I have a Linux distribution that is freshly installed. It has a regular user with a default password, and a locked down root account (no password on root - can't be SSHed as directly). I want to be able to run an ansible playbook to configure this server, and lock down this default account by changing its password, without doing extra out-of-band steps.
Most of the setup that my playbook does needs root, so it is configured to ssh in as the default user, become root, and run all the commands. That works fine. The problem is changing passwords.
If I try to have ansible change the password of the user using the user module, it succeeds, but all tasks after that fail.

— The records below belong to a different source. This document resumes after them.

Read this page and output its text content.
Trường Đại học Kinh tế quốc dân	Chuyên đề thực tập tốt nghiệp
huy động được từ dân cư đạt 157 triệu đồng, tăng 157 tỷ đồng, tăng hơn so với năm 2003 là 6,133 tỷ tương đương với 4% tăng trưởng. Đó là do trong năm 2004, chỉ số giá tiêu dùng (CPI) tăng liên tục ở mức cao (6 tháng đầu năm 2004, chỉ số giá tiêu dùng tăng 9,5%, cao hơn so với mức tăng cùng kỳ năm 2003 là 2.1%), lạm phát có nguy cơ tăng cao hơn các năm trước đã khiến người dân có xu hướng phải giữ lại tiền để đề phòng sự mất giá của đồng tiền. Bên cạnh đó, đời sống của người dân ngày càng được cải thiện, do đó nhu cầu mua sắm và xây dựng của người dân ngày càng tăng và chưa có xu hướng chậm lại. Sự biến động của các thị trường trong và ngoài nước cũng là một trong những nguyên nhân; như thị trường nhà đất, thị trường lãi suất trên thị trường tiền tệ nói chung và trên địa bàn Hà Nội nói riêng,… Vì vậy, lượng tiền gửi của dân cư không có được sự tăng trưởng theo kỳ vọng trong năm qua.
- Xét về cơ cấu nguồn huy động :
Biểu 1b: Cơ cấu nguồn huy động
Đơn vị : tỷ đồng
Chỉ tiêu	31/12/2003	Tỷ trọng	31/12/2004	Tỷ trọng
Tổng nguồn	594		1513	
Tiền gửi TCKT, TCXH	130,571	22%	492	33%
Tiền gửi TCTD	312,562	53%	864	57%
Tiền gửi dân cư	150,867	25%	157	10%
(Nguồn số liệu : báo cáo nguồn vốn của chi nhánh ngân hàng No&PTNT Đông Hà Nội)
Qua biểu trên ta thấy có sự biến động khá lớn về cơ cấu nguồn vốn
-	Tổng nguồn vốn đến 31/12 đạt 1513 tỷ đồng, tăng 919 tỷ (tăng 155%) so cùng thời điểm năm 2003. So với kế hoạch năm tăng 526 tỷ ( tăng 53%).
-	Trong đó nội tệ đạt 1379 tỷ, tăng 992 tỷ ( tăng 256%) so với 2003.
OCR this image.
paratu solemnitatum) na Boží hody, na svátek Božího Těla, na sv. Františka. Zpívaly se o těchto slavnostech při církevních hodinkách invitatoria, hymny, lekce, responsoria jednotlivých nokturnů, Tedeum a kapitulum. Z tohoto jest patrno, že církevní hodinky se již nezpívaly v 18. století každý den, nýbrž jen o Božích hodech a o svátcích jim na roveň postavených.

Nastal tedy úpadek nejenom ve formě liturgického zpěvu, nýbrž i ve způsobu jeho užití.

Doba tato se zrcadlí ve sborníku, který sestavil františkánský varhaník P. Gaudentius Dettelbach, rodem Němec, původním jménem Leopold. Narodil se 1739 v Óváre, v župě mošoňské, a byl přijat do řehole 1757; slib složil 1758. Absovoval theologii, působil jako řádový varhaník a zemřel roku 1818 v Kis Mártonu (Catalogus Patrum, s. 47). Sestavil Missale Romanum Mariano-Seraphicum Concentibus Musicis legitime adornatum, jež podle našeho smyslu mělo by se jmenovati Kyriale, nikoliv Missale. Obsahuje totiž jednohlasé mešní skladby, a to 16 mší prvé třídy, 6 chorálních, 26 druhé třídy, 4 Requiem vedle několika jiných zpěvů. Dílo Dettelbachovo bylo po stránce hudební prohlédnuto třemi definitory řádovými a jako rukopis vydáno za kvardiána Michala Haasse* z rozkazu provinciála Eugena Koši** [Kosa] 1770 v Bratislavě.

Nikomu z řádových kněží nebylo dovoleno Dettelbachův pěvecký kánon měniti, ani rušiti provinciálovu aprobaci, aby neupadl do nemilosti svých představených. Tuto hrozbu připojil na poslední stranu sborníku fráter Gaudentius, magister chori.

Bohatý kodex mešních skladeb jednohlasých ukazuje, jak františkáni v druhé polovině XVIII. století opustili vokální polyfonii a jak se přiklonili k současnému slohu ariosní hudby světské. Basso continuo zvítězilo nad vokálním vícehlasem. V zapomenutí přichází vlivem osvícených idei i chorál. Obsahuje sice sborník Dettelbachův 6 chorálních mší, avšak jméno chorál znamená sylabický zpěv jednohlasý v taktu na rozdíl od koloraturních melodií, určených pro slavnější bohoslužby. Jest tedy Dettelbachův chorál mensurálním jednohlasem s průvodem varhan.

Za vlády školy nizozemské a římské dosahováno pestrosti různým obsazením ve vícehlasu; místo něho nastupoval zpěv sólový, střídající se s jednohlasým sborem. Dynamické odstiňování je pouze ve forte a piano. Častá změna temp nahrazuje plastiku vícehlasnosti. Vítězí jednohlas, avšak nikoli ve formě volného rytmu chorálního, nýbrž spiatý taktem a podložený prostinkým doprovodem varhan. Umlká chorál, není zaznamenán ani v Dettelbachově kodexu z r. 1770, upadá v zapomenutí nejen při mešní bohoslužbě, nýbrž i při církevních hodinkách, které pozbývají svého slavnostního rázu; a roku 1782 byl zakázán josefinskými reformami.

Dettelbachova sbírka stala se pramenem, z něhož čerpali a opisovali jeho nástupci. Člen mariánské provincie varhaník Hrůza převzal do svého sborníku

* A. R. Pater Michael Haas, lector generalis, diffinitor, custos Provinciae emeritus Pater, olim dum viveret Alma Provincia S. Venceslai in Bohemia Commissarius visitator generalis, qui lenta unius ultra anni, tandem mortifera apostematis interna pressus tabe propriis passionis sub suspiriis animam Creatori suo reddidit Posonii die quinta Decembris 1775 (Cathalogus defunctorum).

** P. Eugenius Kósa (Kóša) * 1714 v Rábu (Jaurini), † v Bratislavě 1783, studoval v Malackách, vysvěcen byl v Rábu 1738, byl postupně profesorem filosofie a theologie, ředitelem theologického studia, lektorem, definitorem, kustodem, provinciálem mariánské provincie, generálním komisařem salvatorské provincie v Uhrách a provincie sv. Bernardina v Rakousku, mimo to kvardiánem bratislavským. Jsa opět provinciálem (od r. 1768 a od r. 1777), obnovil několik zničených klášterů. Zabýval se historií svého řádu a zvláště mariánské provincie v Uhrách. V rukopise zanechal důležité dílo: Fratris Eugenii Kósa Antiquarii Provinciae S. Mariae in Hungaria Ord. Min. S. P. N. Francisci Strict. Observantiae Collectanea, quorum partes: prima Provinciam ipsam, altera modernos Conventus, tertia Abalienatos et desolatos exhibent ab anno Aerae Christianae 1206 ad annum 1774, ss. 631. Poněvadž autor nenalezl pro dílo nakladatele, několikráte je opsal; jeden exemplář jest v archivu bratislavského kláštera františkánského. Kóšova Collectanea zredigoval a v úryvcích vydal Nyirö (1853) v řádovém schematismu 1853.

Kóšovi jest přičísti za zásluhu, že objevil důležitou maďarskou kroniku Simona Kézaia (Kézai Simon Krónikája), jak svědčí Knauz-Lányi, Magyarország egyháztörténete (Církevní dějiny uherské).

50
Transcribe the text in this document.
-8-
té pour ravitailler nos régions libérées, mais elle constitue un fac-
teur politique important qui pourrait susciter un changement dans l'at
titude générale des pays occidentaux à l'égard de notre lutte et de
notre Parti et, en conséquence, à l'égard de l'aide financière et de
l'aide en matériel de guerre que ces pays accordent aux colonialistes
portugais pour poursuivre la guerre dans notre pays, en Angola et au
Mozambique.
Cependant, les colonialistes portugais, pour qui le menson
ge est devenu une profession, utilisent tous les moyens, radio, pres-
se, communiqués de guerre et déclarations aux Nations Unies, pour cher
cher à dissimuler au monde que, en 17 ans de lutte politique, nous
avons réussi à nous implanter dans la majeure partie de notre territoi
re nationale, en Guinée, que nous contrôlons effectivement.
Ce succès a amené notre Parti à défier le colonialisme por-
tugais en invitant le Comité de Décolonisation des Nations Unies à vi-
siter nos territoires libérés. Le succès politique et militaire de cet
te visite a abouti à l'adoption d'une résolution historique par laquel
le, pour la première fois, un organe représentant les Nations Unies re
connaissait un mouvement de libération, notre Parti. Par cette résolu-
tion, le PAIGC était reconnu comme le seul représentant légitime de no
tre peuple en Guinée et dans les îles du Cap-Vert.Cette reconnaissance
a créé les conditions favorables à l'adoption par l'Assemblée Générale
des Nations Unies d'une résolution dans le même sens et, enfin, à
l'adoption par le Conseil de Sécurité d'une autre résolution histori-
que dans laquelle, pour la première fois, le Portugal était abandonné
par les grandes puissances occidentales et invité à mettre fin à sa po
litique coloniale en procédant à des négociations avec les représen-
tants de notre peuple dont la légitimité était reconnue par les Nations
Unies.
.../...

Even if I do the change as the last step in my playbook, all the handlers that are supposed to run at the end fail.
There are 2 suggestions I have come across online to similar questions:
- Use RSA keys
- Use an initial play to somehow test for, and change the password
Using RSA keys requires you to setup RSA ahead of time, and is therefore not in-band.
I've been trying to use an initial play to somehow do this, but so far, the second the initial play fails to login with the default password, ansible exits with an error, and ignores other tasks, and the next play.
There's also a way to do this using ssh-pass, as demonstrated here, which should work, but that seems more of a hack, and ssh-pass isn't always easily available, like on MacOS machines running ansible.
A similar topic was discussed here over a decade ago, but it looks like Dave got around this by setting Linux to display an "Account Disabled" message when you try to login as the default user, and changing the user instead, which also sounds like it should work, but is different than simply changing the default user's password.
Is there anything that can be done by ansible to change the password of the user it is running as, without disconnecting?